Resource relationships in Yandex Managed Service for Apache Spark™
Yandex Managed Service for Apache Spark™ is a managed service for deploying Apache Spark™ clusters and running Spark/PySpark jobs in the Yandex Cloud infrastructure.
Yandex Managed Service for Apache Spark™ enables you to:
- Deploy clusters and manage them via the management console, Terraform, and API, without the need to administer clusters and VMs manually.
- Configure separate independent host pools for drivers and executors.
- Run jobs in Python, Scala, and Java while flexibly managing their settings.

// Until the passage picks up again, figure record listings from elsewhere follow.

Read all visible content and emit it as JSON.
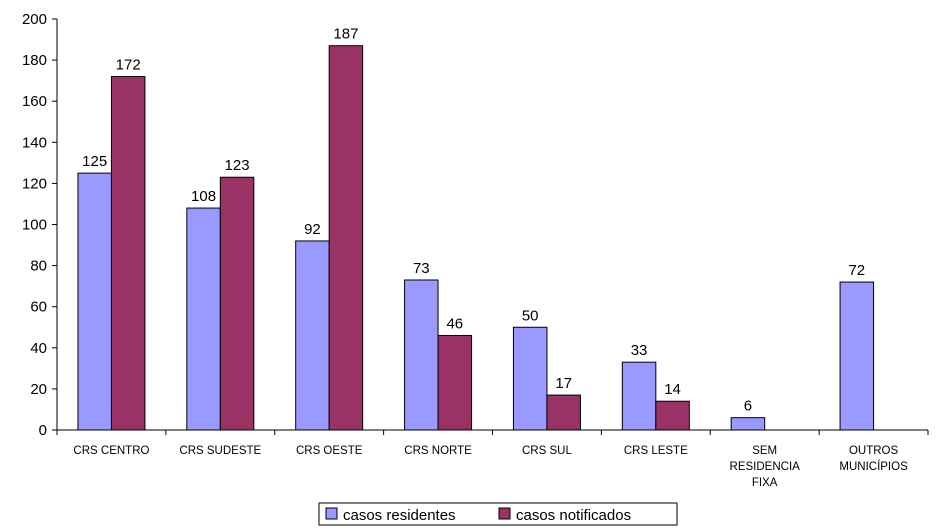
{
  "chart_data": {
    "type": "bar",
    "categories": [
      [
        "CRS CENTRO"
      ],
      [
        "CRS SUDESTE"
      ],
      [
        "CRS OESTE"
      ],
      [
        "CRS NORTE"
      ],
      [
        "CRS SUL"
      ],
      [
        "CRS LESTE"
      ],
      [
        "SEM",
        "RESIDENCIA",
        "FIXA"
      ],
      [
        "OUTROS",
        "MUNICÍPIOS"
      ]
    ],
    "series": [
      {
        "name": "casos residentes",
        "color": "#9999ff",
        "values": [
          125,
          108,
          92,
          73,
          50,
          33,
          6,
          72
        ]
      },
      {
        "name": "casos notificados",
        "color": "#993366",
        "values": [
          172,
          123,
          187,
          46,
          17,
          14,
          null,
          null
        ]
      }
    ],
    "ylim": [
      0,
      200
    ],
    "yticks": [
      0,
      20,
      40,
      60,
      80,
      100,
      120,
      140,
      160,
      180,
      200
    ],
    "grid": false,
    "legend": "bottom-center",
    "title": "",
    "xlabel": "",
    "ylabel": ""
  }
}
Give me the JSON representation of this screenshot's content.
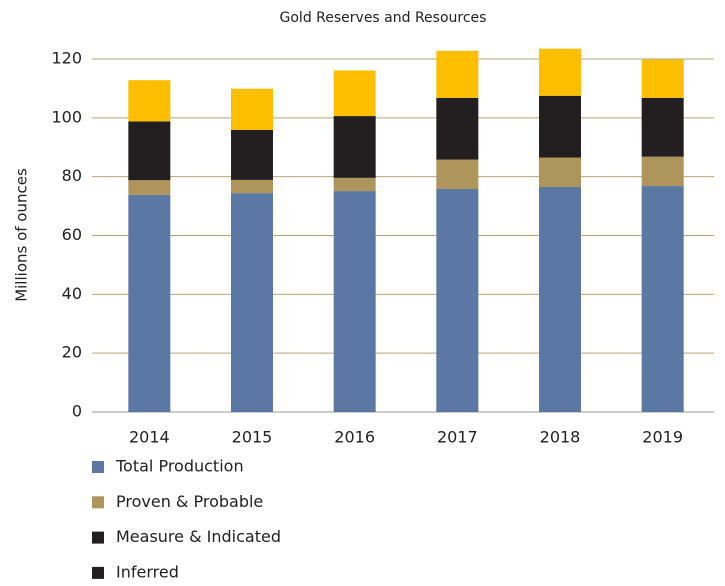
{
  "chart_data": {
    "type": "stacked_bar",
    "title": "Gold Reserves and Resources",
    "y_label": "Millions of ounces",
    "categories": [
      "2014",
      "2015",
      "2016",
      "2017",
      "2018",
      "2019"
    ],
    "series": [
      {
        "name": "Total Production",
        "color": "#5b77a3",
        "values": [
          73.8,
          74.4,
          75.1,
          75.8,
          76.5,
          76.8
        ]
      },
      {
        "name": "Proven & Probable",
        "color": "#ad955b",
        "values": [
          5,
          4.5,
          4.5,
          10,
          10,
          10
        ]
      },
      {
        "name": "Measure & Indicated",
        "color": "#231f20",
        "values": [
          20,
          17,
          21,
          21,
          21,
          20
        ]
      },
      {
        "name": "Inferred",
        "color": "#fdbf00",
        "legend_color": "#231f20",
        "values": [
          14,
          14,
          15.5,
          16,
          16,
          13
        ]
      }
    ],
    "ylim": [
      0,
      120
    ],
    "yticks": [
      0,
      20,
      40,
      60,
      80,
      100,
      120
    ],
    "grid": true,
    "legend": "bottom-left"
  }
}
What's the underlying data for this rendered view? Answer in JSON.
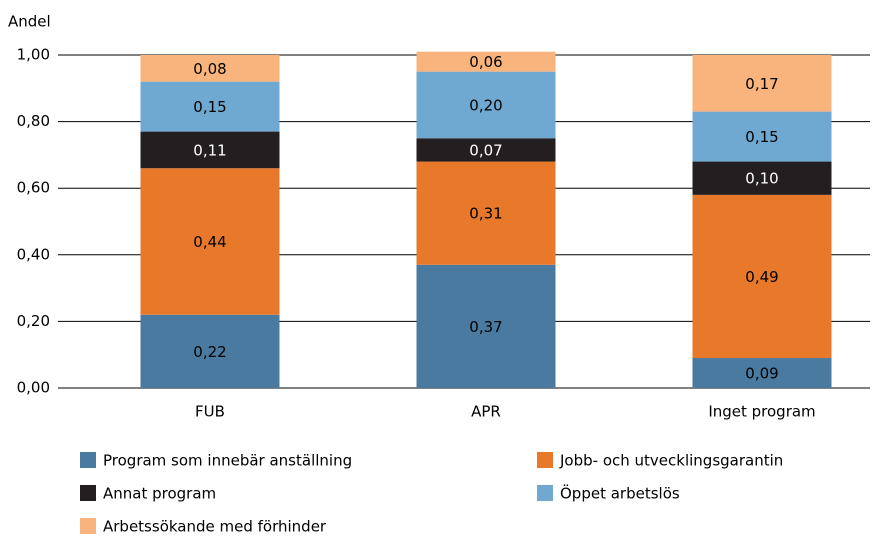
{
  "chart_data": {
    "type": "stacked_bar",
    "y_label": "Andel",
    "categories": [
      "FUB",
      "APR",
      "Inget program"
    ],
    "series": [
      {
        "name": "Program som innebär anställning",
        "color": "#4a7aa0",
        "values": [
          0.22,
          0.37,
          0.09
        ],
        "value_labels": [
          "0,22",
          "0,37",
          "0,09"
        ]
      },
      {
        "name": "Jobb- och utvecklingsgarantin",
        "color": "#e8782a",
        "values": [
          0.44,
          0.31,
          0.49
        ],
        "value_labels": [
          "0,44",
          "0,31",
          "0,49"
        ]
      },
      {
        "name": "Annat program",
        "color": "#231f20",
        "values": [
          0.11,
          0.07,
          0.1
        ],
        "value_labels": [
          "0,11",
          "0,07",
          "0,10"
        ]
      },
      {
        "name": "Öppet arbetslös",
        "color": "#6fa8d0",
        "values": [
          0.15,
          0.2,
          0.15
        ],
        "value_labels": [
          "0,15",
          "0,20",
          "0,15"
        ]
      },
      {
        "name": "Arbetssökande med förhinder",
        "color": "#f8b47c",
        "values": [
          0.08,
          0.06,
          0.17
        ],
        "value_labels": [
          "0,08",
          "0,06",
          "0,17"
        ]
      }
    ],
    "ylim": [
      0,
      1
    ],
    "yticks": [
      {
        "value": 0,
        "label": "0,00"
      },
      {
        "value": 0.2,
        "label": "0,20"
      },
      {
        "value": 0.4,
        "label": "0,40"
      },
      {
        "value": 0.6,
        "label": "0,60"
      },
      {
        "value": 0.8,
        "label": "0,80"
      },
      {
        "value": 1,
        "label": "1,00"
      }
    ],
    "grid": true
  }
}
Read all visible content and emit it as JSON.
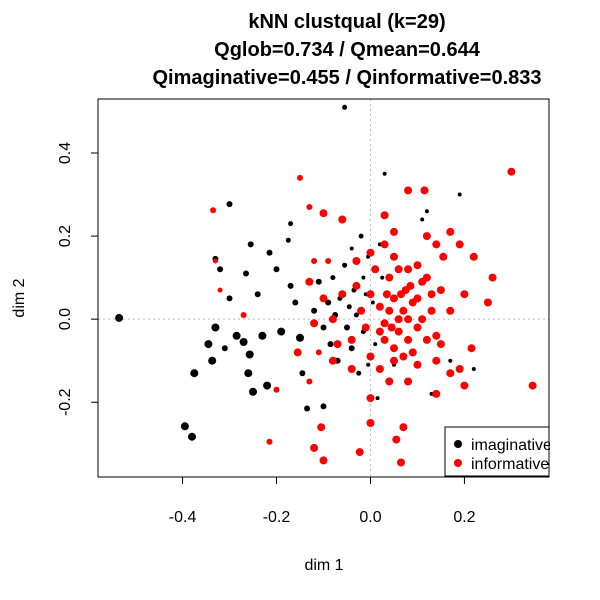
{
  "chart_data": {
    "type": "scatter",
    "title_lines": [
      "kNN clustqual (k=29)",
      "Qglob=0.734 / Qmean=0.644",
      "Qimaginative=0.455 / Qinformative=0.833"
    ],
    "xlabel": "dim 1",
    "ylabel": "dim 2",
    "xlim": [
      -0.58,
      0.38
    ],
    "ylim": [
      -0.38,
      0.53
    ],
    "xticks": [
      -0.4,
      -0.2,
      0.0,
      0.2
    ],
    "xtick_labels": [
      "-0.4",
      "-0.2",
      "0.0",
      "0.2"
    ],
    "yticks": [
      -0.2,
      0.0,
      0.2,
      0.4
    ],
    "ytick_labels": [
      "-0.2",
      "0.0",
      "0.2",
      "0.4"
    ],
    "reference_lines": {
      "x": 0,
      "y": 0,
      "style": "dotted",
      "color": "#bbbbbb"
    },
    "legend": {
      "position": "bottom-right",
      "entries": [
        {
          "label": "imaginative",
          "color": "#000000"
        },
        {
          "label": "informative",
          "color": "#ff0000"
        }
      ]
    },
    "series": [
      {
        "name": "imaginative",
        "color": "#000000",
        "points": [
          [
            -0.535,
            0.003,
            4
          ],
          [
            -0.395,
            -0.258,
            4
          ],
          [
            -0.38,
            -0.283,
            4
          ],
          [
            -0.375,
            -0.13,
            4
          ],
          [
            -0.345,
            -0.06,
            4
          ],
          [
            -0.337,
            -0.1,
            4
          ],
          [
            -0.33,
            -0.02,
            4
          ],
          [
            -0.33,
            0.145,
            3
          ],
          [
            -0.32,
            0.12,
            3
          ],
          [
            -0.3,
            0.277,
            3
          ],
          [
            -0.3,
            0.05,
            3
          ],
          [
            -0.285,
            -0.04,
            4
          ],
          [
            -0.27,
            -0.055,
            4
          ],
          [
            -0.265,
            0.11,
            3
          ],
          [
            -0.26,
            -0.13,
            4
          ],
          [
            -0.257,
            -0.085,
            4
          ],
          [
            -0.255,
            0.18,
            3
          ],
          [
            -0.25,
            -0.175,
            4
          ],
          [
            -0.24,
            0.06,
            3
          ],
          [
            -0.23,
            -0.04,
            4
          ],
          [
            -0.22,
            -0.16,
            4
          ],
          [
            -0.215,
            0.16,
            3
          ],
          [
            -0.2,
            0.12,
            3
          ],
          [
            -0.19,
            -0.03,
            4
          ],
          [
            -0.175,
            0.19,
            2.5
          ],
          [
            -0.17,
            0.23,
            2.5
          ],
          [
            -0.17,
            0.08,
            3
          ],
          [
            -0.16,
            0.04,
            3
          ],
          [
            -0.15,
            -0.045,
            4
          ],
          [
            -0.145,
            -0.13,
            3
          ],
          [
            -0.135,
            -0.215,
            3
          ],
          [
            -0.12,
            0.02,
            3
          ],
          [
            -0.11,
            0.09,
            3
          ],
          [
            -0.1,
            -0.02,
            3
          ],
          [
            -0.09,
            0.04,
            3
          ],
          [
            -0.085,
            -0.06,
            3
          ],
          [
            -0.08,
            0.1,
            2.5
          ],
          [
            -0.075,
            0.01,
            3
          ],
          [
            -0.07,
            -0.1,
            3
          ],
          [
            -0.065,
            0.05,
            2.5
          ],
          [
            -0.055,
            0.13,
            2.5
          ],
          [
            -0.05,
            -0.02,
            3
          ],
          [
            -0.045,
            0.03,
            2.5
          ],
          [
            -0.04,
            -0.07,
            3
          ],
          [
            -0.035,
            0.07,
            2.5
          ],
          [
            -0.03,
            0.01,
            2.5
          ],
          [
            -0.025,
            -0.13,
            2.5
          ],
          [
            -0.02,
            0.2,
            2.5
          ],
          [
            -0.015,
            0.1,
            2
          ],
          [
            -0.015,
            -0.03,
            2.5
          ],
          [
            -0.01,
            0.06,
            2
          ],
          [
            -0.005,
            -0.11,
            2
          ],
          [
            0.005,
            0.04,
            2
          ],
          [
            0.01,
            -0.06,
            2
          ],
          [
            0.015,
            -0.19,
            2
          ],
          [
            0.02,
            0.18,
            2
          ],
          [
            0.03,
            0.35,
            2
          ],
          [
            -0.055,
            0.51,
            2.5
          ],
          [
            -0.1,
            -0.21,
            3
          ],
          [
            -0.31,
            -0.07,
            3
          ],
          [
            0.12,
            0.26,
            2
          ],
          [
            0.19,
            0.3,
            2
          ],
          [
            0.22,
            -0.12,
            2
          ],
          [
            0.17,
            -0.1,
            2
          ],
          [
            0.025,
            0.1,
            2
          ],
          [
            -0.005,
            0.15,
            2
          ],
          [
            0.13,
            -0.18,
            2
          ],
          [
            0.11,
            0.24,
            2
          ],
          [
            0.05,
            -0.11,
            2
          ],
          [
            -0.04,
            0.17,
            2
          ]
        ]
      },
      {
        "name": "informative",
        "color": "#ff0000",
        "points": [
          [
            0.3,
            0.355,
            4
          ],
          [
            0.345,
            -0.16,
            4
          ],
          [
            0.08,
            0.31,
            4
          ],
          [
            0.115,
            0.31,
            4
          ],
          [
            -0.15,
            0.34,
            3
          ],
          [
            -0.13,
            0.27,
            3
          ],
          [
            -0.335,
            0.262,
            3
          ],
          [
            -0.33,
            0.14,
            2.5
          ],
          [
            -0.215,
            -0.295,
            3
          ],
          [
            -0.12,
            -0.31,
            4
          ],
          [
            -0.1,
            -0.34,
            4
          ],
          [
            -0.105,
            -0.26,
            4
          ],
          [
            -0.1,
            0.255,
            4
          ],
          [
            -0.06,
            0.24,
            4
          ],
          [
            -0.023,
            -0.32,
            4
          ],
          [
            0.065,
            -0.345,
            4
          ],
          [
            0.055,
            -0.29,
            4
          ],
          [
            0.0,
            -0.19,
            4
          ],
          [
            0.0,
            -0.25,
            4
          ],
          [
            0.07,
            -0.26,
            4
          ],
          [
            0.04,
            -0.15,
            4
          ],
          [
            0.08,
            -0.15,
            4
          ],
          [
            0.14,
            -0.18,
            4
          ],
          [
            0.17,
            -0.13,
            4
          ],
          [
            0.19,
            -0.12,
            4
          ],
          [
            0.215,
            -0.07,
            4
          ],
          [
            0.25,
            0.04,
            4
          ],
          [
            0.26,
            0.1,
            4
          ],
          [
            0.2,
            0.06,
            4
          ],
          [
            0.17,
            0.02,
            4
          ],
          [
            0.15,
            0.07,
            4
          ],
          [
            0.13,
            0.06,
            4
          ],
          [
            0.12,
            0.2,
            4
          ],
          [
            0.14,
            0.18,
            4
          ],
          [
            0.12,
            0.1,
            4
          ],
          [
            0.1,
            0.13,
            4
          ],
          [
            0.09,
            0.04,
            4
          ],
          [
            0.075,
            0.07,
            4
          ],
          [
            0.06,
            0.12,
            4
          ],
          [
            0.05,
            0.05,
            4
          ],
          [
            0.04,
            0.1,
            4
          ],
          [
            0.03,
            -0.01,
            4
          ],
          [
            0.02,
            0.03,
            4
          ],
          [
            0.01,
            0.12,
            4
          ],
          [
            0.0,
            0.06,
            4
          ],
          [
            -0.01,
            -0.02,
            4
          ],
          [
            -0.02,
            0.02,
            4
          ],
          [
            -0.03,
            0.08,
            4
          ],
          [
            -0.04,
            -0.05,
            4
          ],
          [
            0.03,
            -0.05,
            4
          ],
          [
            0.05,
            -0.07,
            4
          ],
          [
            0.06,
            -0.03,
            4
          ],
          [
            0.08,
            -0.05,
            4
          ],
          [
            0.09,
            -0.08,
            4
          ],
          [
            0.1,
            -0.02,
            4
          ],
          [
            0.11,
            0.0,
            4
          ],
          [
            0.12,
            -0.05,
            4
          ],
          [
            0.13,
            0.02,
            4
          ],
          [
            0.14,
            -0.04,
            4
          ],
          [
            0.15,
            -0.06,
            4
          ],
          [
            0.06,
            0.0,
            4
          ],
          [
            0.07,
            0.02,
            4
          ],
          [
            0.04,
            0.02,
            4
          ],
          [
            0.02,
            -0.03,
            4
          ],
          [
            0.08,
            0.0,
            4
          ],
          [
            0.1,
            0.05,
            4
          ],
          [
            0.05,
            0.15,
            4
          ],
          [
            0.03,
            0.18,
            4
          ],
          [
            0.08,
            0.12,
            4
          ],
          [
            0.11,
            0.09,
            4
          ],
          [
            0.0,
            0.16,
            4
          ],
          [
            -0.03,
            0.14,
            4
          ],
          [
            -0.06,
            0.06,
            4
          ],
          [
            -0.08,
            0.0,
            4
          ],
          [
            -0.1,
            0.05,
            4
          ],
          [
            -0.12,
            -0.01,
            4
          ],
          [
            -0.13,
            0.09,
            4
          ],
          [
            -0.155,
            -0.08,
            4
          ],
          [
            -0.07,
            -0.06,
            4
          ],
          [
            -0.08,
            -0.1,
            4
          ],
          [
            -0.04,
            -0.12,
            4
          ],
          [
            0.0,
            -0.09,
            4
          ],
          [
            0.02,
            -0.12,
            4
          ],
          [
            0.05,
            -0.1,
            4
          ],
          [
            0.1,
            -0.11,
            4
          ],
          [
            0.2,
            -0.16,
            4
          ],
          [
            0.19,
            0.18,
            4
          ],
          [
            0.155,
            0.15,
            4
          ],
          [
            0.17,
            0.21,
            4
          ],
          [
            0.22,
            0.15,
            4
          ],
          [
            0.05,
            0.21,
            4
          ],
          [
            0.03,
            0.25,
            4
          ],
          [
            -0.09,
            0.14,
            3
          ],
          [
            -0.12,
            0.14,
            3
          ],
          [
            -0.11,
            -0.08,
            3
          ],
          [
            -0.13,
            -0.15,
            3
          ],
          [
            -0.2,
            -0.17,
            3
          ],
          [
            -0.27,
            0.01,
            3
          ],
          [
            -0.32,
            0.07,
            2.5
          ],
          [
            0.14,
            -0.1,
            4
          ],
          [
            0.065,
            0.06,
            4
          ],
          [
            0.085,
            0.08,
            4
          ],
          [
            0.045,
            -0.02,
            4
          ],
          [
            0.035,
            0.06,
            4
          ],
          [
            0.07,
            -0.09,
            4
          ]
        ]
      }
    ]
  }
}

- Define job dependencies in a declarative way, including pip, .deb, and Maven packages.
- Track job progress in the Spark app web interface and analyze results using logs in Yandex Cloud Logging and Spark History Server
. - Export job results to Object Storage, databases, and analytical data marts.
- Integrate with Apache Hive™ Metastore in the cluster configuration or in the job parameters.
- Set the preferred time and day of week for cluster maintenance.
Concepts and entities
The main entity Yandex Managed Service for Apache Spark™ operates is an Apache Spark™ cluster.
Running a job in a cluster creates a Spark application. This applications includes the following processes:
- Driver: This is the coordinator process that creates the job plan, breaks the work down into stages and issues, tracks the order of tasks, and sends requests to create executors and releases them.
- Executors: These are processes handling individual tasks within a job.
Host pools
An Apache Spark™ cluster consists of three host groups (pools):
-
Driver host pool to run drivers and some service components (networking, logging, metrics, etc.).
-
Executor host pool to run executors and some service components.
-
Auxiliary pool to run Spark History Server and other system components.
You can configure the host pools for drivers and executors by specifying the number of hosts in each pool and their class. Number of hosts in each of the two pools can be either fixed or autoscalable. The pools are configured when you create or update an Apache Spark™ cluster.
Job
A job is a specification for running a Spark application on the selected Apache Spark™ cluster.
A job includes:
-
Target Apache Spark™ cluster.
Note
Some cluster configuration elements set the default job parameters which can be overriden at the job level. You cannot override the following: network settings, service account, Deb-packages, use of Spark History Server, and logging settings.
-
Job type:
Sparkfor Java and Scala orPySparkfor Python. -
Executable module and entry point: JAR file or main class for a
Sparkjob or a PY file for aPySparkjob. -
Arguments for running the job.
-
Spark properties: Job run resources, dynamic allocation and parallelism parameters, SQL parameters, etc.
-
Libraries and files: JAR files, Maven packages, additional files and archives.
Parallelism and autoscaling
One driver host may simultaneously run one or multiple jobs. The exact number depends on the following:
- Driver host class, i.e., memory size and number of cores per host.
- Resources requested by each job.
- Host resources reserved for internal needs.
The number of driver hosts can be:
- Fixed, if autoscaling is disabled for driver hosts.
- Autoscalable, i.e., changing dynamically depending on the number of available cores and memory size, if autoscaling is enabled for driver hosts.
Overall, the number of jobs a Apache Spark™ cluster can run simultaneously depends on the following factors:
- Specified number of driver hosts or autoscaling settings.
- Host class.
- Parameters of each job.
- Amount of resources reserved for internal needs.